Friday, May 27, 2016

Mi dispiace, Sicily

I owe Sicily an apology.  We left Noto yesterday feeling we had made a mistake coming to Sicily.  We hadn't much cared for Siracusa, we loved our hotel in Noto but didn't think much of the town, we visited Modica and based on that decided not to visit Ragusa.  We found the landscape dull.  We were on a "no" roll. We were wrong, at least in part.

Yesterday morning we left for an overnight visit to Piazza Armerina, a middling size town that is the closest point to the Villa Romana del Casale, an enormous Roman villa that had been covered by a landslide and forgotten for 700 years, leaving the spectacular and extensive mosaics protected and for the most part intact.  We drove to Piazza Armerina through the countryside on the Catania-Palermo autostrada, a countryside completely different than that of the southeastern part of Sicily where we had been so far.  Here we had green fields, enormous rolls of hay, hills that felt more like Tuscany.  It was lovely.  When we reached Piazza Armerina we checked into a B&B in the modern part of town, above a café, someplace we would typically not consider, but it was great.  Modern, clean, well decorated, great shower, nice owner.
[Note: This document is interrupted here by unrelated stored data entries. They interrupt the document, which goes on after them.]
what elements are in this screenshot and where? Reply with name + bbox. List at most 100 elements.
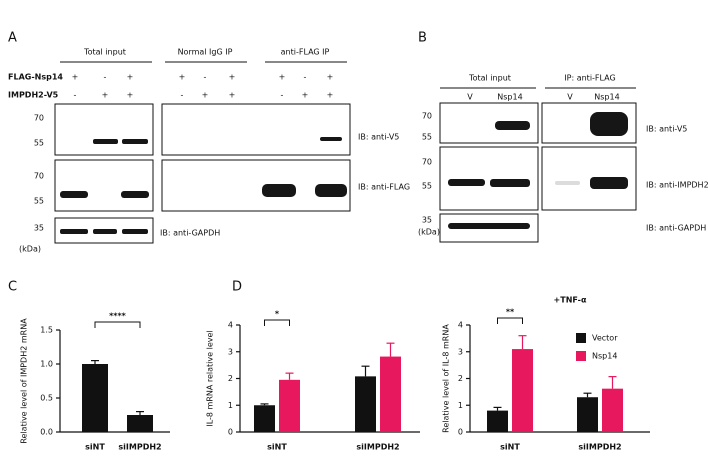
lane-sign: - bbox=[74, 91, 77, 100]
bar bbox=[512, 349, 533, 432]
marker: 55 bbox=[422, 133, 432, 142]
marker: 55 bbox=[34, 197, 44, 206]
significance-bracket bbox=[497, 317, 523, 324]
marker: 55 bbox=[422, 182, 432, 191]
lane-label: Nsp14 bbox=[497, 93, 522, 102]
lane-sign: + bbox=[127, 91, 134, 100]
band bbox=[320, 137, 342, 141]
lane-sign: - bbox=[181, 91, 184, 100]
lane-sign: + bbox=[179, 73, 186, 82]
blot-label: IB: anti-IMPDH2 bbox=[646, 181, 708, 190]
band bbox=[490, 179, 530, 187]
y-tick-label: 0.0 bbox=[40, 428, 53, 437]
bar bbox=[577, 397, 598, 432]
significance-label: * bbox=[275, 310, 280, 319]
blot bbox=[54, 103, 154, 156]
bar bbox=[82, 364, 108, 432]
band bbox=[448, 179, 485, 186]
row-label: IMPDH2-V5 bbox=[8, 91, 59, 100]
legend-swatch bbox=[576, 333, 586, 343]
lane-sign: + bbox=[72, 73, 79, 82]
y-tick-label: 4 bbox=[458, 321, 463, 330]
y-tick-label: 1 bbox=[228, 401, 233, 410]
y-tick-label: 0 bbox=[228, 428, 233, 437]
blot-label: IB: anti-V5 bbox=[646, 125, 687, 134]
legend-label: Nsp14 bbox=[592, 352, 617, 361]
lane-sign: + bbox=[127, 73, 134, 82]
significance-bracket bbox=[264, 319, 290, 326]
marker: 35 bbox=[34, 224, 44, 233]
lane-sign: + bbox=[302, 91, 309, 100]
marker: 55 bbox=[34, 139, 44, 148]
y-tick-label: 2 bbox=[228, 374, 233, 383]
x-tick-label: siIMPDH2 bbox=[118, 443, 161, 452]
blot-label: IB: anti-V5 bbox=[358, 133, 399, 142]
lane-label: V bbox=[567, 93, 573, 102]
band bbox=[555, 181, 580, 185]
marker: 70 bbox=[34, 172, 44, 181]
band bbox=[262, 184, 296, 197]
blot bbox=[439, 146, 539, 211]
x-tick-label: siNT bbox=[85, 443, 105, 452]
band bbox=[122, 139, 148, 144]
band bbox=[448, 223, 530, 229]
significance-label: ** bbox=[506, 308, 515, 317]
y-tick-label: 1 bbox=[458, 401, 463, 410]
header: IP: anti-FLAG bbox=[564, 74, 615, 83]
x-tick-label: siIMPDH2 bbox=[578, 443, 621, 452]
bar bbox=[254, 405, 275, 432]
bar bbox=[127, 415, 153, 432]
band bbox=[60, 229, 88, 234]
lane-sign: + bbox=[327, 91, 334, 100]
legend-label: Vector bbox=[592, 334, 618, 343]
marker-unit: (kDa) bbox=[418, 228, 440, 237]
lane-sign: - bbox=[304, 73, 307, 82]
legend-swatch bbox=[576, 351, 586, 361]
band bbox=[122, 229, 148, 234]
blot bbox=[54, 159, 154, 212]
bar bbox=[279, 379, 300, 432]
marker: 70 bbox=[422, 112, 432, 121]
header: Total input bbox=[468, 74, 511, 83]
marker: 70 bbox=[422, 158, 432, 167]
lane-sign: + bbox=[327, 73, 334, 82]
band bbox=[590, 177, 628, 189]
y-tick-label: 1.0 bbox=[40, 360, 53, 369]
significance-bracket bbox=[94, 321, 141, 328]
y-tick-label: 1.5 bbox=[40, 326, 53, 335]
marker: 70 bbox=[34, 114, 44, 123]
lane-label: V bbox=[467, 93, 473, 102]
significance-label: **** bbox=[109, 312, 127, 321]
chart-title: +TNF-α bbox=[554, 296, 587, 305]
band bbox=[93, 229, 117, 234]
y-tick-label: 0 bbox=[458, 428, 463, 437]
y-tick-label: 0.5 bbox=[40, 394, 53, 403]
band bbox=[315, 184, 347, 197]
lane-sign: - bbox=[104, 73, 107, 82]
bar bbox=[355, 376, 376, 432]
lane-sign: + bbox=[102, 91, 109, 100]
lane-label: Nsp14 bbox=[594, 93, 619, 102]
row-label: FLAG-Nsp14 bbox=[8, 73, 63, 82]
panel-label: A bbox=[8, 31, 17, 46]
header: Total input bbox=[83, 48, 126, 57]
lane-sign: - bbox=[204, 73, 207, 82]
y-tick-label: 4 bbox=[228, 321, 233, 330]
band bbox=[60, 191, 88, 198]
blot bbox=[161, 103, 351, 156]
blot-label: IB: anti-GAPDH bbox=[646, 224, 706, 233]
x-tick-label: siNT bbox=[500, 443, 520, 452]
lane-sign: - bbox=[281, 91, 284, 100]
header: Normal IgG IP bbox=[178, 48, 233, 57]
bar bbox=[602, 388, 623, 432]
x-tick-label: siNT bbox=[267, 443, 287, 452]
lane-sign: + bbox=[202, 91, 209, 100]
marker-unit: (kDa) bbox=[19, 245, 41, 254]
lane-sign: + bbox=[229, 91, 236, 100]
band bbox=[93, 139, 118, 144]
y-axis-label: Relative level of IMPDH2 mRNA bbox=[20, 318, 29, 444]
band bbox=[495, 121, 530, 130]
lane-sign: + bbox=[229, 73, 236, 82]
panel-label: B bbox=[418, 31, 427, 46]
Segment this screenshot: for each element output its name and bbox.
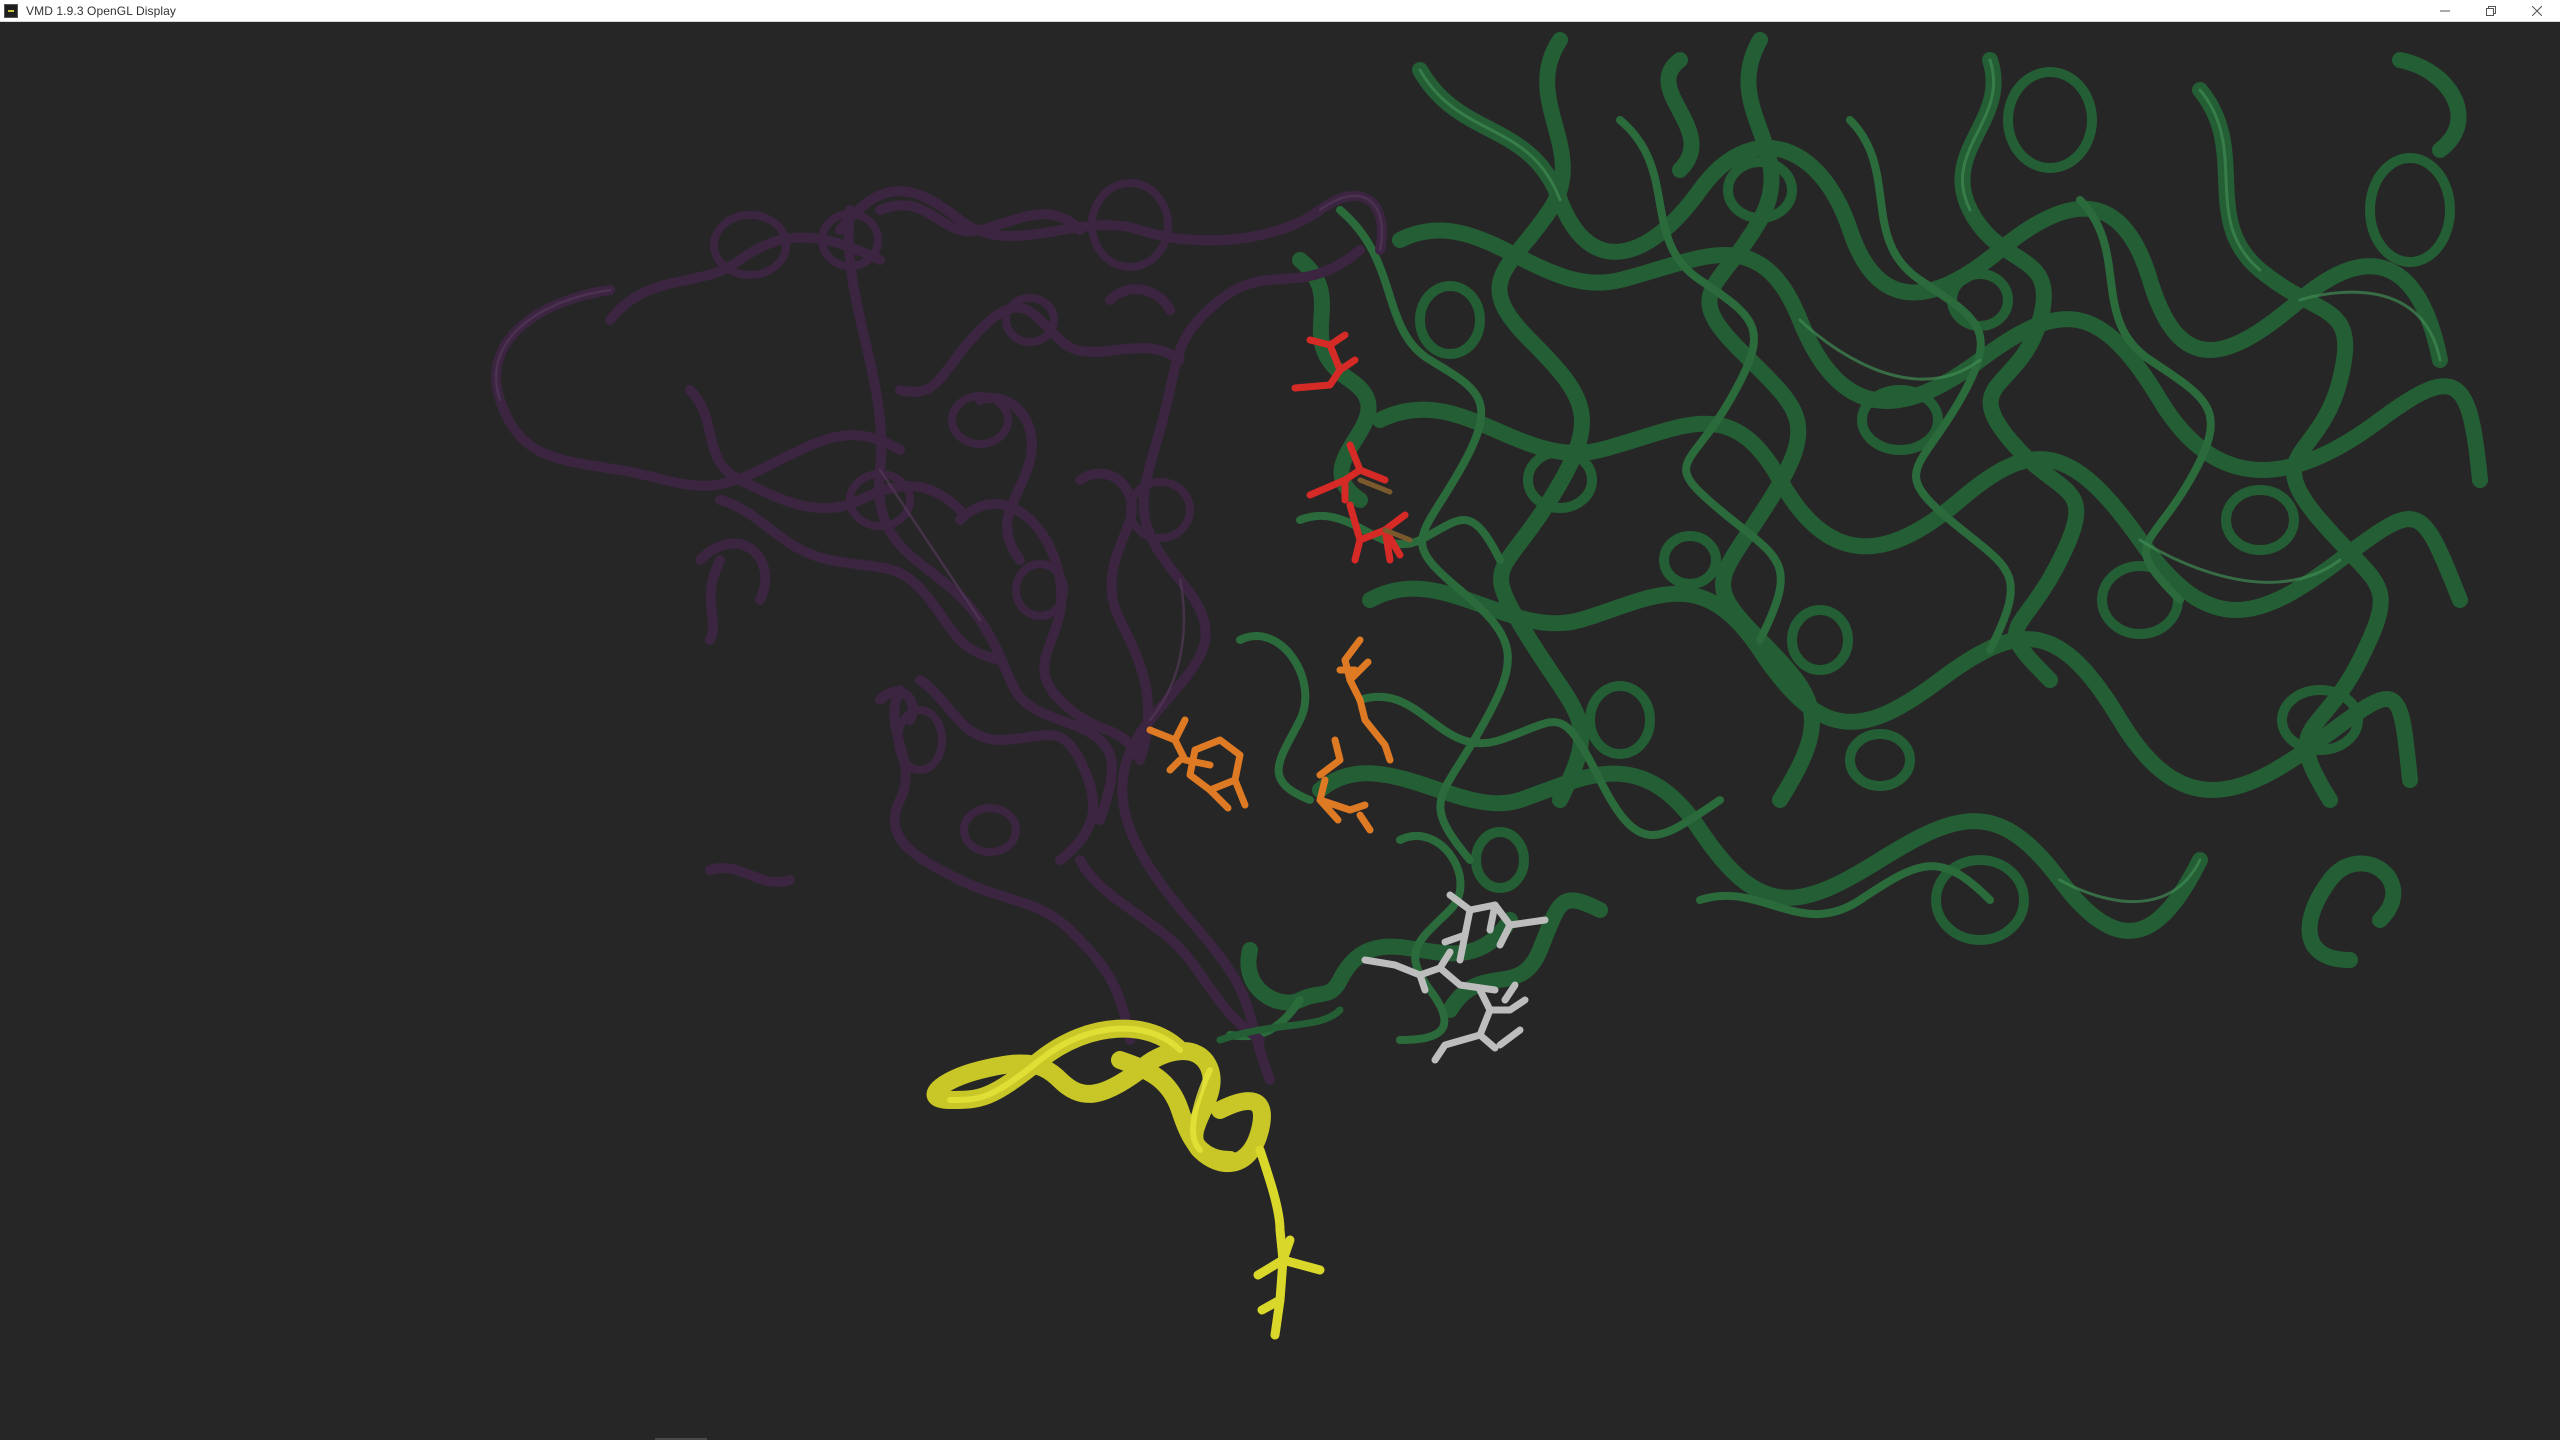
- close-button[interactable]: [2514, 0, 2560, 22]
- opengl-viewport[interactable]: [0, 22, 2560, 1440]
- window-title: VMD 1.9.3 OpenGL Display: [26, 3, 177, 18]
- title-bar[interactable]: VMD 1.9.3 OpenGL Display: [0, 0, 2560, 22]
- resize-handle[interactable]: [655, 1438, 707, 1440]
- green-protein-chain: [1226, 32, 2488, 1044]
- restore-button[interactable]: [2468, 0, 2514, 22]
- orange-residues: [1146, 636, 1394, 834]
- chain-linker: [1216, 1006, 1344, 1044]
- ligand-brown-links: [1357, 477, 1413, 543]
- purple-protein-chain: [491, 179, 1387, 1085]
- window-controls: [2422, 0, 2560, 22]
- minimize-icon: [2440, 10, 2450, 12]
- bottom-edge: [0, 1436, 2560, 1440]
- white-residues: [1361, 891, 1549, 1064]
- red-residues: [1291, 331, 1409, 564]
- minimize-button[interactable]: [2422, 0, 2468, 22]
- close-icon: [2532, 6, 2542, 16]
- yellow-peptide: [926, 1019, 1325, 1340]
- molecule-render: [491, 32, 2488, 1340]
- restore-icon: [2486, 6, 2496, 16]
- vmd-app-icon: [4, 3, 18, 18]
Unlike the fancier places we had been staying I was forced to use my Italian.  No one we met in Piazza Armerina spoke English.  

The mosaics were extraordinary.  It was blazing hot but with enough of a wind to make it not too uncomfortable and we kept on and on, through thousands of square feet of room floors, all covered in exquisite mosaic scenes. We've seen a lot of ancient remains over the years but these were special.

The guide at the Villa suggested a bar for us to have a light dinner and when we mentioned the name to the girl behind the bar at "our" café she told us it was her uncle's place.  Once we got there I told the barman we had been sent by his niece.  This was the beginning of a conversation with him, his wife, his son (who made the delicious arancini the bar was known for), various neighbors who dropped in to get their own arancini, the niece from the café, the niece's old high school teacher, who rushed back home to bring us some fresh cherries after I said the ones we had bought were no good, and a nurse from Lago Maggiore who was back home visiting the family and tossing back a few glasses of vino bianco.  We discussed the lack of outdoor tables in the old part of Piazza Armerina, which led to a discussion about the venality of local politicians who were concerned only with lining their own pockets rather than improving local business conditions, which led to the differences between countries and their politicians, which led to travel and to work and to retirement and...

After a round of cheek kisses we found our way home and fell happily asleep.  A good day in Sicily.